Ничего, кроме личного. Роман
Вообще, кто бы мог представить – точно не я! – подумала Лада, что однажды вдруг превращусь в праздную женщину с золотой кредитной картой, с собственной тачкой; квартира – тоже практически целиком в моём распоряжении, у ребёнка – няня на полный день. А ещё – загородный дом с собственным садовником, сторожем и помощником по хозяйству – правда, все эти три роли выполняет одна хрупкая девушка, но тем не менее…
Но ведь в целом‑то, надо признать, бытовая повседневность качественно изменилась для всех, даже для не имеющих кредиток и тачек.

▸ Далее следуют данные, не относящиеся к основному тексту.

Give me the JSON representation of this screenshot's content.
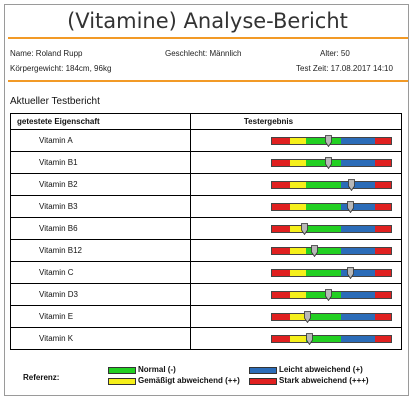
{
  "report": {
    "title": "(Vitamine) Analyse-Bericht",
    "name": "Name: Roland Rupp",
    "gender": "Geschlecht: Männlich",
    "age": "Alter: 50",
    "body": "Körpergewicht: 184cm, 96kg",
    "test_time": "Test Zeit: 17.08.2017 14:10",
    "section": "Aktueller Testbericht",
    "col_property": "getestete Eigenschaft",
    "col_result": "Testergebnis"
  },
  "colors": {
    "accent": "#f29a26",
    "red": "#e02020",
    "yellow": "#f5ef1a",
    "green": "#22d022",
    "blue": "#2b6cb8"
  },
  "scale_segments": [
    "red",
    "yellow",
    "green",
    "blue",
    "red"
  ],
  "rows": [
    {
      "label": "Vitamin A",
      "value": 0.48
    },
    {
      "label": "Vitamin B1",
      "value": 0.48
    },
    {
      "label": "Vitamin B2",
      "value": 0.67
    },
    {
      "label": "Vitamin B3",
      "value": 0.66
    },
    {
      "label": "Vitamin B6",
      "value": 0.28
    },
    {
      "label": "Vitamin B12",
      "value": 0.36
    },
    {
      "label": "Vitamin C",
      "value": 0.66
    },
    {
      "label": "Vitamin D3",
      "value": 0.48
    },
    {
      "label": "Vitamin E",
      "value": 0.3
    },
    {
      "label": "Vitamin K",
      "value": 0.32
    }
  ],
  "legend": {
    "label": "Referenz:",
    "items": [
      {
        "text": "Normal (-)",
        "color": "green"
      },
      {
        "text": "Leicht abweichend (+)",
        "color": "blue"
      },
      {
        "text": "Gemäßigt abweichend (++)",
        "color": "yellow"
      },
      {
        "text": "Stark abweichend (+++)",
        "color": "red"
      }
    ]
  }
}
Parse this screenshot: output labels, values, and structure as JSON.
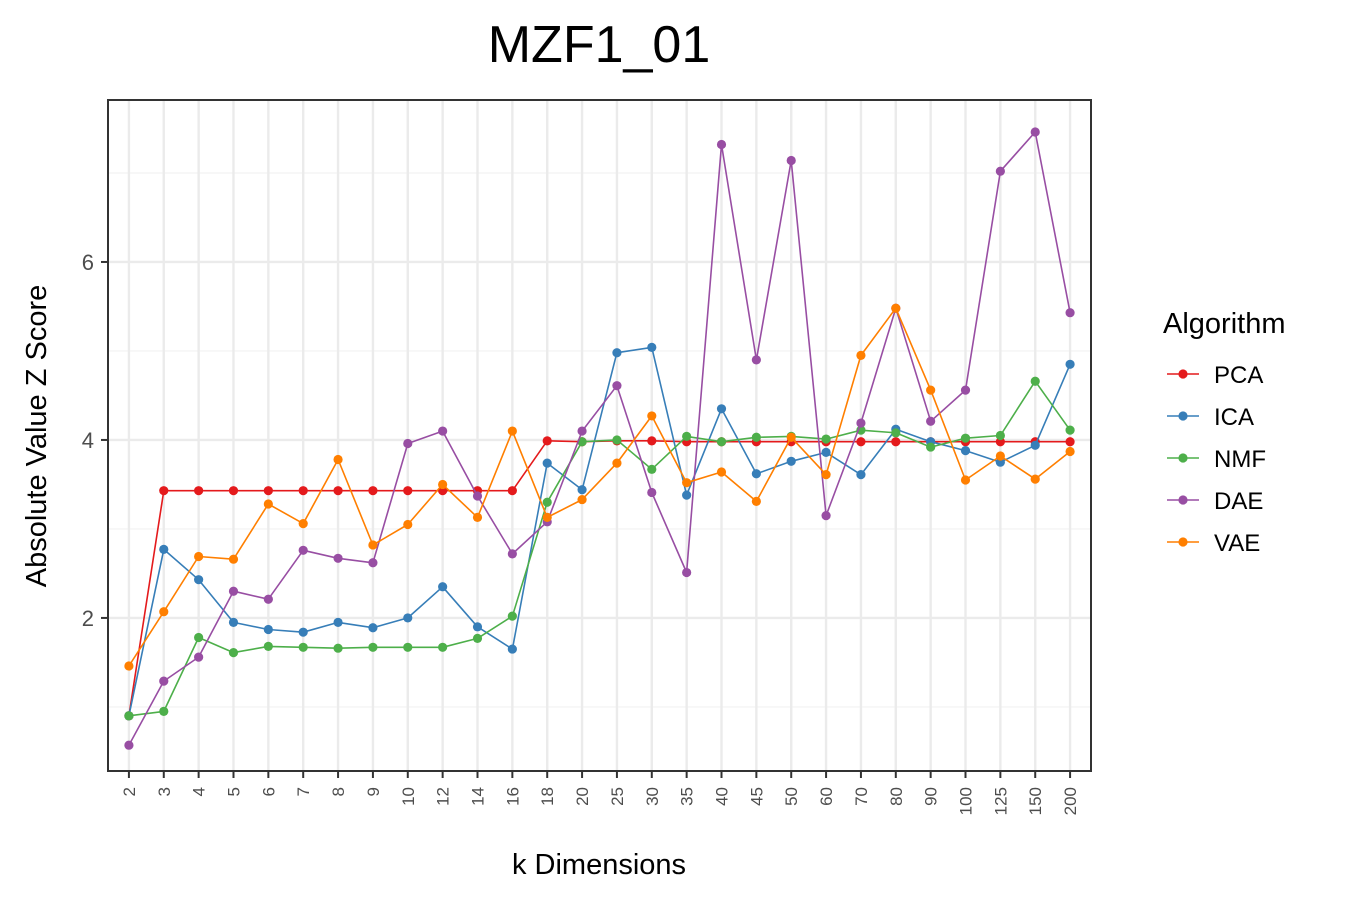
{
  "chart_data": {
    "type": "line",
    "title": "MZF1_01",
    "xlabel": "k Dimensions",
    "ylabel": "Absolute Value Z Score",
    "categories": [
      "2",
      "3",
      "4",
      "5",
      "6",
      "7",
      "8",
      "9",
      "10",
      "12",
      "14",
      "16",
      "18",
      "20",
      "25",
      "30",
      "35",
      "40",
      "45",
      "50",
      "60",
      "70",
      "80",
      "90",
      "100",
      "125",
      "150",
      "200"
    ],
    "y_ticks": [
      2,
      4,
      6
    ],
    "ylim": [
      0.28,
      7.82
    ],
    "grid": true,
    "legend": {
      "title": "Algorithm",
      "position": "right"
    },
    "series": [
      {
        "name": "PCA",
        "color": "#e41a1c",
        "values": [
          0.9,
          3.43,
          3.43,
          3.43,
          3.43,
          3.43,
          3.43,
          3.43,
          3.43,
          3.43,
          3.43,
          3.43,
          3.99,
          3.98,
          3.99,
          3.99,
          3.98,
          3.98,
          3.98,
          3.98,
          3.98,
          3.98,
          3.98,
          3.98,
          3.98,
          3.98,
          3.98,
          3.98
        ]
      },
      {
        "name": "ICA",
        "color": "#377eb8",
        "values": [
          0.9,
          2.77,
          2.43,
          1.95,
          1.87,
          1.84,
          1.95,
          1.89,
          2.0,
          2.35,
          1.9,
          1.65,
          3.74,
          3.44,
          4.98,
          5.04,
          3.38,
          4.35,
          3.62,
          3.76,
          3.86,
          3.61,
          4.12,
          3.98,
          3.88,
          3.75,
          3.94,
          4.85
        ]
      },
      {
        "name": "NMF",
        "color": "#4daf4a",
        "values": [
          0.9,
          0.95,
          1.78,
          1.61,
          1.68,
          1.67,
          1.66,
          1.67,
          1.67,
          1.67,
          1.77,
          2.02,
          3.3,
          3.98,
          4.0,
          3.67,
          4.04,
          3.98,
          4.03,
          4.04,
          4.01,
          4.11,
          4.08,
          3.92,
          4.02,
          4.05,
          4.66,
          4.11
        ]
      },
      {
        "name": "DAE",
        "color": "#984ea3",
        "values": [
          0.57,
          1.29,
          1.56,
          2.3,
          2.21,
          2.76,
          2.67,
          2.62,
          3.96,
          4.1,
          3.37,
          2.72,
          3.08,
          4.1,
          4.61,
          3.41,
          2.51,
          7.32,
          4.9,
          7.14,
          3.15,
          4.19,
          5.48,
          4.21,
          4.56,
          7.02,
          7.46,
          5.43
        ]
      },
      {
        "name": "VAE",
        "color": "#ff7f00",
        "values": [
          1.46,
          2.07,
          2.69,
          2.66,
          3.28,
          3.06,
          3.78,
          2.82,
          3.05,
          3.5,
          3.13,
          4.1,
          3.13,
          3.33,
          3.74,
          4.27,
          3.52,
          3.64,
          3.31,
          4.03,
          3.61,
          4.95,
          5.48,
          4.56,
          3.55,
          3.82,
          3.56,
          3.87
        ]
      }
    ]
  }
}
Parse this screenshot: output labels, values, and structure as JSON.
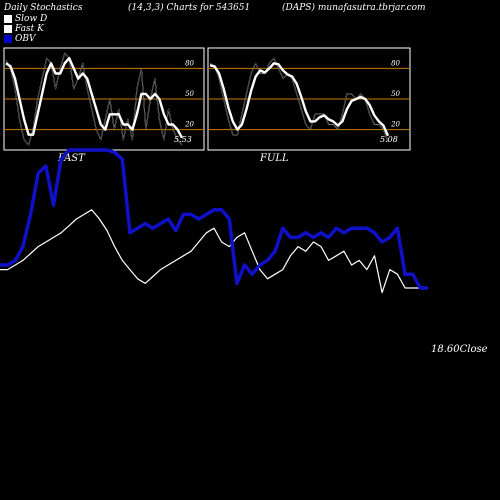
{
  "header": {
    "left": "Daily Stochastics",
    "center": "(14,3,3) Charts for 543651",
    "right": "(DAPS) munafasutra.tbrjar.com"
  },
  "legend": [
    {
      "label": "Slow  D",
      "color": "#ffffff"
    },
    {
      "label": "Fast K",
      "color": "#ffffff"
    },
    {
      "label": "OBV",
      "color": "#0000cc"
    }
  ],
  "colors": {
    "background": "#000000",
    "panel_line": "#ffffff",
    "level_line": "#cc7a00",
    "obv": "#1010c8",
    "price": "#ffffff"
  },
  "chart_data": [
    {
      "type": "line",
      "title": "FAST",
      "levels": [
        80,
        50,
        20
      ],
      "ylim": [
        0,
        100
      ],
      "last_value_label": "5.53",
      "series": [
        {
          "name": "Fast K",
          "values": [
            88,
            80,
            60,
            30,
            10,
            5,
            20,
            50,
            70,
            90,
            85,
            60,
            80,
            95,
            90,
            60,
            70,
            85,
            60,
            40,
            20,
            10,
            30,
            50,
            20,
            40,
            10,
            30,
            10,
            60,
            80,
            20,
            50,
            70,
            30,
            10,
            40,
            20,
            10,
            5
          ]
        },
        {
          "name": "Slow  D",
          "values": [
            85,
            82,
            70,
            50,
            30,
            15,
            15,
            35,
            55,
            75,
            85,
            75,
            75,
            85,
            90,
            80,
            70,
            75,
            70,
            55,
            40,
            25,
            20,
            35,
            35,
            35,
            25,
            25,
            20,
            35,
            55,
            55,
            50,
            55,
            50,
            35,
            25,
            25,
            20,
            12
          ]
        }
      ]
    },
    {
      "type": "line",
      "title": "FULL",
      "levels": [
        80,
        50,
        20
      ],
      "ylim": [
        0,
        100
      ],
      "last_value_label": "5.08",
      "series": [
        {
          "name": "Fast K",
          "values": [
            85,
            82,
            70,
            50,
            30,
            15,
            15,
            35,
            55,
            75,
            85,
            75,
            75,
            85,
            90,
            80,
            70,
            75,
            70,
            55,
            40,
            25,
            20,
            35,
            35,
            35,
            25,
            25,
            20,
            35,
            55,
            55,
            50,
            55,
            50,
            35,
            25,
            25,
            20,
            8
          ]
        },
        {
          "name": "Slow  D",
          "values": [
            83,
            82,
            75,
            60,
            42,
            28,
            20,
            25,
            40,
            58,
            72,
            78,
            76,
            80,
            85,
            84,
            78,
            74,
            72,
            65,
            52,
            38,
            28,
            28,
            32,
            34,
            30,
            28,
            24,
            28,
            40,
            48,
            50,
            52,
            50,
            44,
            34,
            28,
            24,
            14
          ]
        }
      ]
    },
    {
      "type": "line",
      "last_value_label": "18.60Close",
      "series": [
        {
          "name": "OBV",
          "values": [
            50,
            50,
            52,
            58,
            72,
            90,
            93,
            76,
            96,
            100,
            100,
            100,
            100,
            100,
            100,
            99,
            96,
            64,
            66,
            68,
            66,
            68,
            70,
            65,
            72,
            72,
            70,
            72,
            74,
            74,
            70,
            42,
            50,
            46,
            50,
            52,
            56,
            66,
            62,
            62,
            64,
            62,
            64,
            62,
            66,
            64,
            66,
            66,
            66,
            64,
            60,
            62,
            66,
            46,
            46,
            40,
            40
          ]
        },
        {
          "name": "Price",
          "values": [
            48,
            48,
            50,
            52,
            55,
            58,
            60,
            62,
            64,
            67,
            70,
            72,
            74,
            70,
            65,
            58,
            52,
            48,
            44,
            42,
            45,
            48,
            50,
            52,
            54,
            56,
            60,
            64,
            66,
            60,
            58,
            62,
            64,
            56,
            48,
            44,
            46,
            48,
            54,
            58,
            56,
            60,
            58,
            52,
            54,
            56,
            50,
            52,
            48,
            54,
            38,
            48,
            46,
            40,
            40,
            40,
            40
          ]
        }
      ]
    }
  ]
}
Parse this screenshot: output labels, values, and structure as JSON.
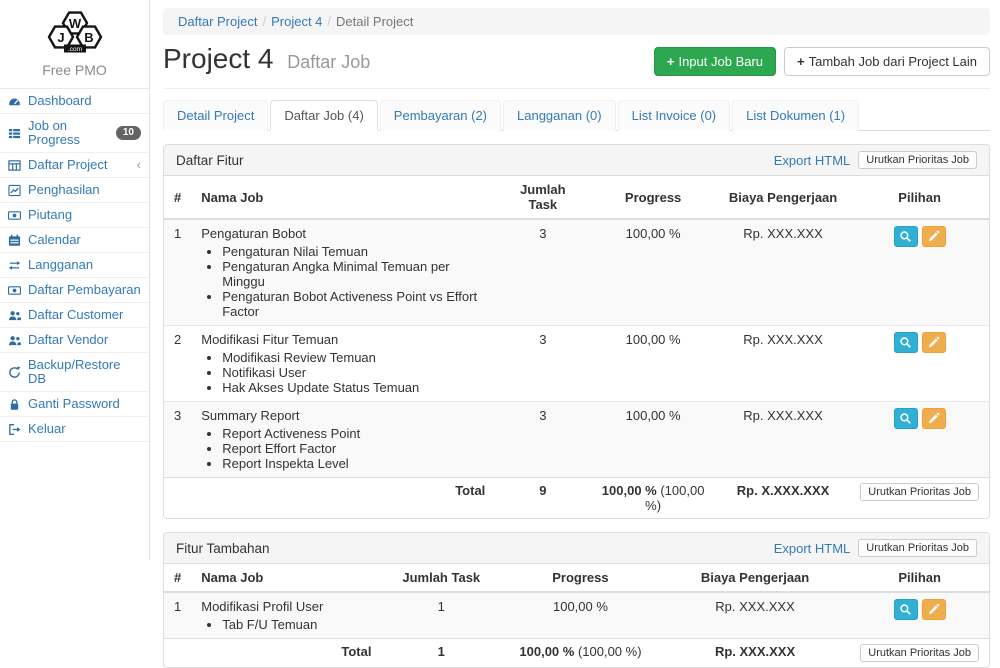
{
  "colors": {
    "link_blue": "#337ab7",
    "success_green": "#2da850",
    "info_cyan": "#31b0d5",
    "warning_orange": "#f0ad4e",
    "badge_gray": "#636363",
    "panel_heading_bg": "#f5f5f5"
  },
  "sidebar": {
    "logo": {
      "left": "J",
      "top": "W",
      "right": "B",
      "com": ".com"
    },
    "brand": "Free PMO",
    "items": [
      {
        "icon": "tachometer-icon",
        "label": "Dashboard"
      },
      {
        "icon": "list-icon",
        "label": "Job on Progress",
        "badge": "10"
      },
      {
        "icon": "table-icon",
        "label": "Daftar Project",
        "chevron": "‹"
      },
      {
        "icon": "line-chart-icon",
        "label": "Penghasilan"
      },
      {
        "icon": "money-icon",
        "label": "Piutang"
      },
      {
        "icon": "calendar-icon",
        "label": "Calendar"
      },
      {
        "icon": "repeat-icon",
        "label": "Langganan"
      },
      {
        "icon": "money-icon",
        "label": "Daftar Pembayaran"
      },
      {
        "icon": "users-icon",
        "label": "Daftar Customer"
      },
      {
        "icon": "users-icon",
        "label": "Daftar Vendor"
      },
      {
        "icon": "refresh-icon",
        "label": "Backup/Restore DB"
      },
      {
        "icon": "lock-icon",
        "label": "Ganti Password"
      },
      {
        "icon": "sign-out-icon",
        "label": "Keluar"
      }
    ]
  },
  "breadcrumb": {
    "separator": "/",
    "items": [
      {
        "label": "Daftar Project",
        "link": true
      },
      {
        "label": "Project 4",
        "link": true
      },
      {
        "label": "Detail Project",
        "link": false
      }
    ]
  },
  "header": {
    "title": "Project 4",
    "subtitle": "Daftar Job",
    "buttons": [
      {
        "icon": "plus-icon",
        "glyph": "+",
        "label": "Input Job Baru",
        "style": "success"
      },
      {
        "icon": "plus-icon",
        "glyph": "+",
        "label": "Tambah Job dari Project Lain",
        "style": "default"
      }
    ]
  },
  "tabs": [
    {
      "label": "Detail Project",
      "active": false
    },
    {
      "label": "Daftar Job (4)",
      "active": true
    },
    {
      "label": "Pembayaran (2)",
      "active": false
    },
    {
      "label": "Langganan (0)",
      "active": false
    },
    {
      "label": "List Invoice (0)",
      "active": false
    },
    {
      "label": "List Dokumen (1)",
      "active": false
    }
  ],
  "panels": [
    {
      "id": "daftar-fitur",
      "title": "Daftar Fitur",
      "export_label": "Export HTML",
      "sort_label": "Urutkan Prioritas Job",
      "columns": [
        "#",
        "Nama Job",
        "Jumlah Task",
        "Progress",
        "Biaya Pengerjaan",
        "Pilihan"
      ],
      "rows": [
        {
          "num": "1",
          "name": "Pengaturan Bobot",
          "subtasks": [
            "Pengaturan Nilai Temuan",
            "Pengaturan Angka Minimal Temuan per Minggu",
            "Pengaturan Bobot Activeness Point vs Effort Factor"
          ],
          "tasks": "3",
          "progress": "100,00 %",
          "cost": "Rp. XXX.XXX",
          "actions": [
            "search-icon",
            "edit-icon"
          ]
        },
        {
          "num": "2",
          "name": "Modifikasi Fitur Temuan",
          "subtasks": [
            "Modifikasi Review Temuan",
            "Notifikasi User",
            "Hak Akses Update Status Temuan"
          ],
          "tasks": "3",
          "progress": "100,00 %",
          "cost": "Rp. XXX.XXX",
          "actions": [
            "search-icon",
            "edit-icon"
          ]
        },
        {
          "num": "3",
          "name": "Summary Report",
          "subtasks": [
            "Report Activeness Point",
            "Report Effort Factor",
            "Report Inspekta Level"
          ],
          "tasks": "3",
          "progress": "100,00 %",
          "cost": "Rp. XXX.XXX",
          "actions": [
            "search-icon",
            "edit-icon"
          ]
        }
      ],
      "total": {
        "label": "Total",
        "tasks": "9",
        "progress": "100,00 %",
        "progress_note": "(100,00 %)",
        "cost": "Rp. X.XXX.XXX",
        "button": "Urutkan Prioritas Job"
      }
    },
    {
      "id": "fitur-tambahan",
      "title": "Fitur Tambahan",
      "export_label": "Export HTML",
      "sort_label": "Urutkan Prioritas Job",
      "columns": [
        "#",
        "Nama Job",
        "Jumlah Task",
        "Progress",
        "Biaya Pengerjaan",
        "Pilihan"
      ],
      "rows": [
        {
          "num": "1",
          "name": "Modifikasi Profil User",
          "subtasks": [
            "Tab F/U Temuan"
          ],
          "tasks": "1",
          "progress": "100,00 %",
          "cost": "Rp. XXX.XXX",
          "actions": [
            "search-icon",
            "edit-icon"
          ]
        }
      ],
      "total": {
        "label": "Total",
        "tasks": "1",
        "progress": "100,00 %",
        "progress_note": "(100,00 %)",
        "cost": "Rp. XXX.XXX",
        "button": "Urutkan Prioritas Job"
      }
    }
  ]
}
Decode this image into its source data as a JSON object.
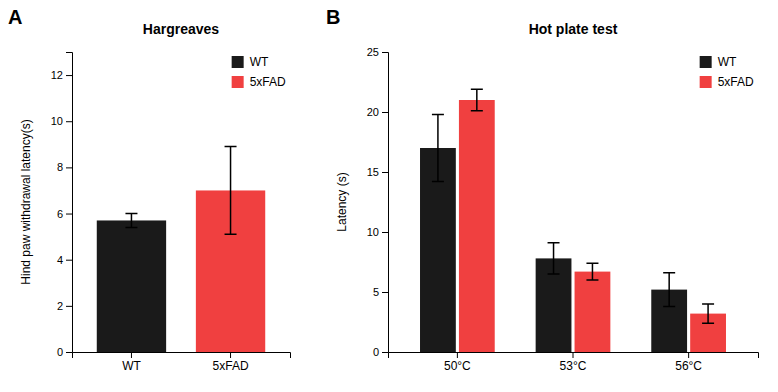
{
  "chart_data": [
    {
      "type": "bar",
      "title": "Hargreaves",
      "annotation": "A",
      "ylabel": "Hind paw withdrawal latency(s)",
      "categories": [
        "WT",
        "5xFAD"
      ],
      "values": [
        5.7,
        7.0
      ],
      "errors": [
        0.3,
        1.9
      ],
      "colors": [
        "#1a1a1a",
        "#f04040"
      ],
      "ylim": [
        0,
        13
      ],
      "yticks": [
        0,
        2,
        4,
        6,
        8,
        10,
        12
      ],
      "grid": false,
      "legend": "upper right"
    },
    {
      "type": "bar",
      "title": "Hot plate test",
      "annotation": "B",
      "ylabel": "Latency (s)",
      "categories": [
        "50°C",
        "53°C",
        "56°C"
      ],
      "series": [
        {
          "name": "WT",
          "color": "#1a1a1a",
          "values": [
            17.0,
            7.8,
            5.2
          ],
          "errors": [
            2.8,
            1.3,
            1.4
          ]
        },
        {
          "name": "5xFAD",
          "color": "#f04040",
          "values": [
            21.0,
            6.7,
            3.2
          ],
          "errors": [
            0.9,
            0.7,
            0.8
          ]
        }
      ],
      "ylim": [
        0,
        25
      ],
      "yticks": [
        0,
        5,
        10,
        15,
        20,
        25
      ],
      "grid": false,
      "legend": "upper right"
    }
  ]
}
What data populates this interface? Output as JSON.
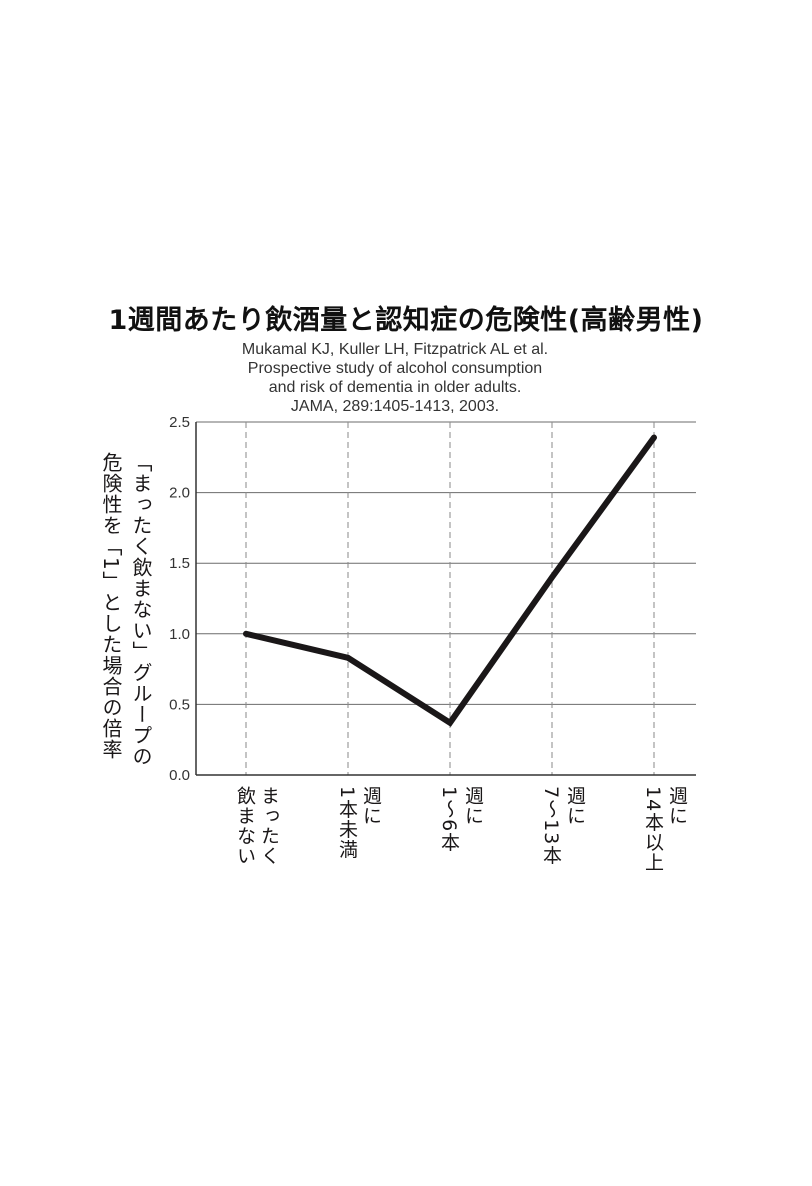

Что тут говорить – жить вообще стало если не веселей, то удобней и приятней; ещё совсем‑совсем недавно, с десяток, ну, может, с дюжину лет назад большинство здесь сидящих даже в глаза не видало обычный йогурт и белый шоколад, киви и авокадо, замороженные морепродукты и даже рафинированное масло в пластиковых бутылках… А все эти памперсы и тампексы, тесты на беременность и зубные нити… Чего там ещё? Пиццы и суши. Специальные корма для домашних животных. Пластины от комаров. Уколы у стоматолога, которые обезболивают по‑настоящему, вот чего не забыть!.. Не говоря уж о мобильниках, видаках и компьютерах едва ли не в каждом доме. Многим теперь уже кажется, что так было если не всегда, то издавна. До чего быстро человек («человек‑подлец», как у классика) ко всему привыкает…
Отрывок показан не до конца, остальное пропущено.